Private Unfallversicherung Es geht um einen Unfall dann, wenn die versicherte Person durch ein plötzlich von außen auf den Körper wirkendes Ereignis Gesundheitsschäden erleidet.
Eine private Unfallversicherung schützt vor den finanziellen Folgen, die infolge eines Unfalls entstehen können. Sie ist eine Ergänzung der gesetzlichen Unfallversicherung, die nur in Schadensfällen während der Arbeitszeit leistet und ihr Schutz deshalb ungenügend ist.
Der Abschluss einer privaten Unfallversicherung ist sinnvoll vor allem für Kinder, für sportlich aktive Menschen, für Angestellte, die wegen höheren Kosten keine Berufsunfähigkeitsversicherung abschließen können oder wegen Vorerkrankungen keine Berufsunfähigkeitsversicherung erhalten.
Es gibt verschiedene Vertragsformen der privaten Unfallversicherung, die sich nach verschiedenen Personengruppen unterscheiden:
1. Familienunfallversicherung, in der mehrere Personen versichert sind 2. Kinderunfallversicherung, in der nur Kinder versichert sind 3. Einzelunfallversicherung, in der einzelne Person versichert ist 4. Gruppenunfallversicherung, in der eine Gruppe versichert ist
Leistungen:
a. Die Invaliditätsleistung gehört zu den wichtigsten Leistungsarten der privaten Unfallversicherung. Die Höhe der Leistung hängt von der festgelegten Grundinvaliditätssumme, dem Invaliditätsgrad und einer vereinbarten Progression ab. Wenn innerhalb eines Jahres vom Unfalltag eine dauerhafte Behinderung der geistigen oder körperlichen Leistungsfähigkeit eintritt, wird abhängig vom Invaliditätsgrad eine Kapitalentschädigung geleistet. Die Invalidität muss auch ärztlich festgestellt und geltend gemacht werden.
b. Die Todesfallleistung wird dann bezahlt, wenn der Versicherte innerhalb eines Jahres infolge des Unfalls stirbt.
c. Die lebenslange monatliche Unfallrente wird von einigen Versicherern als Ergänzung zu Invaliditätsleistung angeboten. Die vereinbarte Summe wird in der Regel nur ab einem Invaliditätsgrad von wenigstens 50% ausgezahlt. Wenn der Invaliditätsgrad unter 50% liegt, erhält man keine monatliche Rentenzahlung.
d. Das Krankenhaustagegeld bekommt man für die Periode einer unfallbedingten, stationären Heilbehandlung. Der Höchsttermin der Leistung wird in den aktuellen Versicherungsvoraussetzungen der Unfallversicherung begrenzt.
e. Genesungsgeld erhält man nach einem Krankenhausaufenthalt für die gleiche Anzahl von Tagen, für die Krankenhaustagegeld gegeben wurde. Die Höhe und der Höchsttermin der Leistung hängen von den aktuellen Versicherungsvoraussetzungen der Unfallversicherung ab.

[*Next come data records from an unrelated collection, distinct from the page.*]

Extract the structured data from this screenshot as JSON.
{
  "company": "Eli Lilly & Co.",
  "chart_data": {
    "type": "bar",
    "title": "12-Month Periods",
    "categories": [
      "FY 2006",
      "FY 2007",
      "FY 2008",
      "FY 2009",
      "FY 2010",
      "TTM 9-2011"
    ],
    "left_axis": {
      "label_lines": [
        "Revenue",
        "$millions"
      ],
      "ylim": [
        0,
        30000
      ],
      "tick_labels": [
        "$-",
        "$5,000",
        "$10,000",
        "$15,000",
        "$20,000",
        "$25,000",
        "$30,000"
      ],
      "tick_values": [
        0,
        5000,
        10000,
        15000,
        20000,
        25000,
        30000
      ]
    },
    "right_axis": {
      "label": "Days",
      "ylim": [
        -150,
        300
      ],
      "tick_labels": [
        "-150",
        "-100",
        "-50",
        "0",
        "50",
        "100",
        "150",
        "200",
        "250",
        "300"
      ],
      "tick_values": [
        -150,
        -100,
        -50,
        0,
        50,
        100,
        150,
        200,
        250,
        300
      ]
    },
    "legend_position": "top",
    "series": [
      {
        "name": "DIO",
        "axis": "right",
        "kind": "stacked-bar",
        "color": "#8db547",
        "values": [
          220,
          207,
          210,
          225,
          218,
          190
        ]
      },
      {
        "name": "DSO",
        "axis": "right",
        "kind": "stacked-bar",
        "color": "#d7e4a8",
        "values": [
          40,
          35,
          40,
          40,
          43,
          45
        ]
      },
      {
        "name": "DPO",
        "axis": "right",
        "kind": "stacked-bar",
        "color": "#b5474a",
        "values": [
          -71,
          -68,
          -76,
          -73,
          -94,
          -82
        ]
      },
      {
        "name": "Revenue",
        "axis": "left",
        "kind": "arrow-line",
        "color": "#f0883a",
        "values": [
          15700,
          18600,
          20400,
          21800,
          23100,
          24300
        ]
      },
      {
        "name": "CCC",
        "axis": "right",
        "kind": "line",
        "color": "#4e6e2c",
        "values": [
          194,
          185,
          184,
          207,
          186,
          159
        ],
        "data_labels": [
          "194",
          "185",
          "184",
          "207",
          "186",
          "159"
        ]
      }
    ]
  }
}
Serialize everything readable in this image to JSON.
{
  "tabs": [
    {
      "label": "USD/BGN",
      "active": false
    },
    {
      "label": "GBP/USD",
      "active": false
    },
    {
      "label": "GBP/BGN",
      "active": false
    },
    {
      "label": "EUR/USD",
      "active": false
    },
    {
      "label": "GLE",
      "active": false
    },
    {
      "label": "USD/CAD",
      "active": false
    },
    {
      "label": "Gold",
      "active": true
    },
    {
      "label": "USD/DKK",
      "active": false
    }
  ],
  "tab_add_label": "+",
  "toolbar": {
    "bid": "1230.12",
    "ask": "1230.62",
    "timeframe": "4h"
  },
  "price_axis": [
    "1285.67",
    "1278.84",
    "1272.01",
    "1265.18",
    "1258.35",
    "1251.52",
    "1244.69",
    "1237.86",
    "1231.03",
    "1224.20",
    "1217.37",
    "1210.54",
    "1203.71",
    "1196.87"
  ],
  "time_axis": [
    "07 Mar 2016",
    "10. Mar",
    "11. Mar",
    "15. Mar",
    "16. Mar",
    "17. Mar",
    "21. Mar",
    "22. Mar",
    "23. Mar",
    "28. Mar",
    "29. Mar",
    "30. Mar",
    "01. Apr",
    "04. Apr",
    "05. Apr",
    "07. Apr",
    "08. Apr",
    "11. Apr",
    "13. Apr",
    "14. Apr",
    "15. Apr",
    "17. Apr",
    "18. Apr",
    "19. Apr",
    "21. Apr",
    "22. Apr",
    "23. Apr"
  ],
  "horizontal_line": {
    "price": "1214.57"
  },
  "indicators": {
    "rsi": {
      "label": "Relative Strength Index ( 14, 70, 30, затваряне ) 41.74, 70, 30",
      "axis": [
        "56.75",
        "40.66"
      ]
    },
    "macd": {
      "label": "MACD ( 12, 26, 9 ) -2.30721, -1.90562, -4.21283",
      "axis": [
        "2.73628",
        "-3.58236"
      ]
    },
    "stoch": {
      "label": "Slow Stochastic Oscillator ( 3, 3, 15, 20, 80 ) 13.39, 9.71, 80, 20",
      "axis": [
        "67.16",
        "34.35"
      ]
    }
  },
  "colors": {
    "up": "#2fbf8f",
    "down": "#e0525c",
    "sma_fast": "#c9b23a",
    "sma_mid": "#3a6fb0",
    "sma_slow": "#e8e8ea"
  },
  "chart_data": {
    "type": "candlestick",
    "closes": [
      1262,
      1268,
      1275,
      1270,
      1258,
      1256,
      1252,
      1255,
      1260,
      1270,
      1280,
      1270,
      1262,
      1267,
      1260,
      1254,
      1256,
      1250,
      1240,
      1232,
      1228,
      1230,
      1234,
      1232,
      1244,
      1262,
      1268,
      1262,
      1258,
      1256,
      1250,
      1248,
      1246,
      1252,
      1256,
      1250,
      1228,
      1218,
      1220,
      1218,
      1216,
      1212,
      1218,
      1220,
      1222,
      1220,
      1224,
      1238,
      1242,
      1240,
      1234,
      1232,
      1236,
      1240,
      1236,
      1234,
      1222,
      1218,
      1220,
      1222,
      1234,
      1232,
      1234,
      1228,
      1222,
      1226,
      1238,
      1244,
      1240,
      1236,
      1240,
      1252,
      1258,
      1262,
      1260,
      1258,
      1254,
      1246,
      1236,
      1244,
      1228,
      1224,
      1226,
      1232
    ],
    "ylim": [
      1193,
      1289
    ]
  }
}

f. Die private Unfallversicherung übernimmt bis zur festgelegten Versicherungssumme auch die Kosten kosmetischer Operationen, wenn infolge des Unfalls äußere Verletzungen zurüchbleiben und die versicherte Person zur Beseitigung dieser Folgen einen medizinischen Eingriff braucht.
Ob auch Zahnarztkosten bei der Beschädigung natürlicher Zähne abgedeckt wird, hängt von den aktuellen Versicherungskonditionen der Unfallversicherung ab.
Zu den wichtigsten Leistungsarten einer privaten Unfallversicherung gehört also die Invaliditätsleistung, danach folgen für bestimmte Gruppen die monatliche Unfallrente und die Todesfallleistung.
Ausser den oben genannten Leistungen bietet eine private Unfallversicherung Versicherungsschutz bei Unfällen auch im Ausland. Ausnahme: Für Unfälle, die mittelbar oder unmittelbar durch Kriegs- oder Bürgerkriegs verursacht sind, gibt es keinen Versicherungsschutz. Lizenz-, Berufs- und Vertragssportler sind nicht versichert oder nicht versichbar.
Für Extrem-Sportarten muss man abhängig vom Versicherer Beitragzuschläge bezahlen.